DAFTAR PUSTAKA .................................................................................................................. 16


BAB I

PENDAHULUAN

1.1 Latar Belakang

Pendidikan Anak Usia Dini (PAUD) memiliki fungsi utama mengembangkan semua aspek
perkembangan anak secara maksimal dan menyeluruh. Aspek perkembangan anak meliputi
perkembangan moral dan nilai nilai agama, sosial emosional, kognitif, bahasa, fisik–
motorik, kemandirian dan seni. Aspek–aspek perkembangan tersebut tidak berkembang
secara sendiri-sendiri, tetapi saling terintegrasi dan terjalin satu sama lain.

Perkembangan kognitif merupakan salah satu aspek yang penting untuk dikembangkan dari
berbagai aspek perkembangan di atas. Gunarsa (Rosmala Dewi, 2005: 11) mengemukakan
bahwa kognitif adalah fungsi mental yang meliputi persepsi, pikiran, simbol, penalaran,
dan pemecahan masalah. Kognitif adalah sebuah istilah yang digunakan untuk menjelaskan
semua proses psikologis yang berkaitan dengan bagaimana individu mempelajari,
memperhatikan, mengamati, membayangkan, memperkenalkan, memulai dan memikirkan
lingkungannya.

Perkembangan kognitif meliputi kemampuan berpikir anak dalam mengolah perolehan


belajar, menemukan berbagai alternatif pemecahan masalah, mengembangkan kemampuan
logika matematika dan pengetahuan tentang ruang dan waktu, serta mempunyai
kemampuan mengelompokkan dan mempersiapkan pengembangan kemampuan berfikir
teliti.

Perkembangan kognitif anak usia dini meliputi bagaimana anak mampu mencari tahu,
berpikir, dan mengeksplorasi sesuatu. Penting membentuk perkembangan kognitif anak
sejak ia lahir. Perkembangan kemampuan kognitif adalah bagaimana anak mampu mencari
tahu, berpikir, dan mengeksplorasi sesuatu.Perkembangan kognitif anak melibatkan proses
belajar yang progresif seperti perhatian, memori/ingatan, dan logika berpikir.

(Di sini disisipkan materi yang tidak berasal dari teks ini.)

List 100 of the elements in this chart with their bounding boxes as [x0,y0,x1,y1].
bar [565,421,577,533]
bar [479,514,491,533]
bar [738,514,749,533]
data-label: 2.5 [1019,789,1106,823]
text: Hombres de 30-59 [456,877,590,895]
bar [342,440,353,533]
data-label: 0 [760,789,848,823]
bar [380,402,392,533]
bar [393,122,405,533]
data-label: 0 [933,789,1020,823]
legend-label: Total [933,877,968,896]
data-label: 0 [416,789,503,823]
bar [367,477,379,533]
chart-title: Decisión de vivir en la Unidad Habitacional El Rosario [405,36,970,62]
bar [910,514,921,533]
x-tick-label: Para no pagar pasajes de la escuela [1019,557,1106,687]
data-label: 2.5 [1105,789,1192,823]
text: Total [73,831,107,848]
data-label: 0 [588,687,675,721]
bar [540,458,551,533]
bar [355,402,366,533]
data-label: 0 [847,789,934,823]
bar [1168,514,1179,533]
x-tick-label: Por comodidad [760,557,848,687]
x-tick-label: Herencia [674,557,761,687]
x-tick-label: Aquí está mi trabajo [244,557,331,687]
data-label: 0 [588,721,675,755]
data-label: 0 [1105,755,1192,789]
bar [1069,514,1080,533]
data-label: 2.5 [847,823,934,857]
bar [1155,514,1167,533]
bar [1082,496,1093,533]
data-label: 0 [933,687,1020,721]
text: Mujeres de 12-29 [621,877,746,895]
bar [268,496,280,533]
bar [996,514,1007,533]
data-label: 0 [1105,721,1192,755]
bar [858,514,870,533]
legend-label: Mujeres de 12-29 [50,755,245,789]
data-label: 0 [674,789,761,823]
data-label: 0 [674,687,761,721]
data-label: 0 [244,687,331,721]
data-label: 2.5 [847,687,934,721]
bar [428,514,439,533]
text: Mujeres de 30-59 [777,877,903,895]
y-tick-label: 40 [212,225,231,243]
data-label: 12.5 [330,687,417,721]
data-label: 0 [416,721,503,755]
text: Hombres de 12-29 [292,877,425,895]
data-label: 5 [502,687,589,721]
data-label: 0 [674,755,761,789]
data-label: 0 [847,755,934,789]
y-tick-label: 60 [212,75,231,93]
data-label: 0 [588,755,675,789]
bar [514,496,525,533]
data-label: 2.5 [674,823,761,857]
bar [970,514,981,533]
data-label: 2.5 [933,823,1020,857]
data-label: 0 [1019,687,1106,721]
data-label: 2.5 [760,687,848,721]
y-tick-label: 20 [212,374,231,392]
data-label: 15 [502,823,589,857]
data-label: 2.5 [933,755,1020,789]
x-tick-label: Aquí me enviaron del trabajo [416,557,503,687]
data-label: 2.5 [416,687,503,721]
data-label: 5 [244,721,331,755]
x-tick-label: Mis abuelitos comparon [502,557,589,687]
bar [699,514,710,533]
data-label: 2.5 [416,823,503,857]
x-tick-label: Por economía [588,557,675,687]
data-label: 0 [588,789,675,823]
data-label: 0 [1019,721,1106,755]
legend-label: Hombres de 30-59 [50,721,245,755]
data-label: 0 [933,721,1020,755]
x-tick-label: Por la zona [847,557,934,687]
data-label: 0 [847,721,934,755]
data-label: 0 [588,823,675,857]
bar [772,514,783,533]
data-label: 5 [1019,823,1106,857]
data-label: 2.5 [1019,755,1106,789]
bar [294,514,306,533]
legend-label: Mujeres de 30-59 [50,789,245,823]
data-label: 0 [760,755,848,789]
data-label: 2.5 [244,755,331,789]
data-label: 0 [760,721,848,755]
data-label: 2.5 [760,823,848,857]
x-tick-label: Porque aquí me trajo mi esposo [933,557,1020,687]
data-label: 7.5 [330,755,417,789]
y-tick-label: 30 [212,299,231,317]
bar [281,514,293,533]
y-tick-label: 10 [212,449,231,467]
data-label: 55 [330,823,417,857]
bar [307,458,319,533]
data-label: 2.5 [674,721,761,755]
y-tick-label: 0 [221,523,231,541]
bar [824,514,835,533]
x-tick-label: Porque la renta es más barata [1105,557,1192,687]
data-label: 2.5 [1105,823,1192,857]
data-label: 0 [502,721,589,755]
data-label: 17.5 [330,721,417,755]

Perkembangan keterampilan tersebut penting agar anak bisa memproses informasi, belajar
mengevaluasi, menganalisis, mengingat, membandingkan dan memahami hubungan sebab
akibat.Perkembangan kognitif mengacu pada tahapan kemampuan seorang anak dalam
memperoleh makna dan pengetahuan dari pengalaman serta informasi yang ia dapatkan.
Perkembangan kognitif meliputi proses mengingat, pemecahan masalah, dan juga
pengambilan keputusan

1.2 Rumusan Masalah

1. Bagaimana perkembangan kognitif menurut Ausbel?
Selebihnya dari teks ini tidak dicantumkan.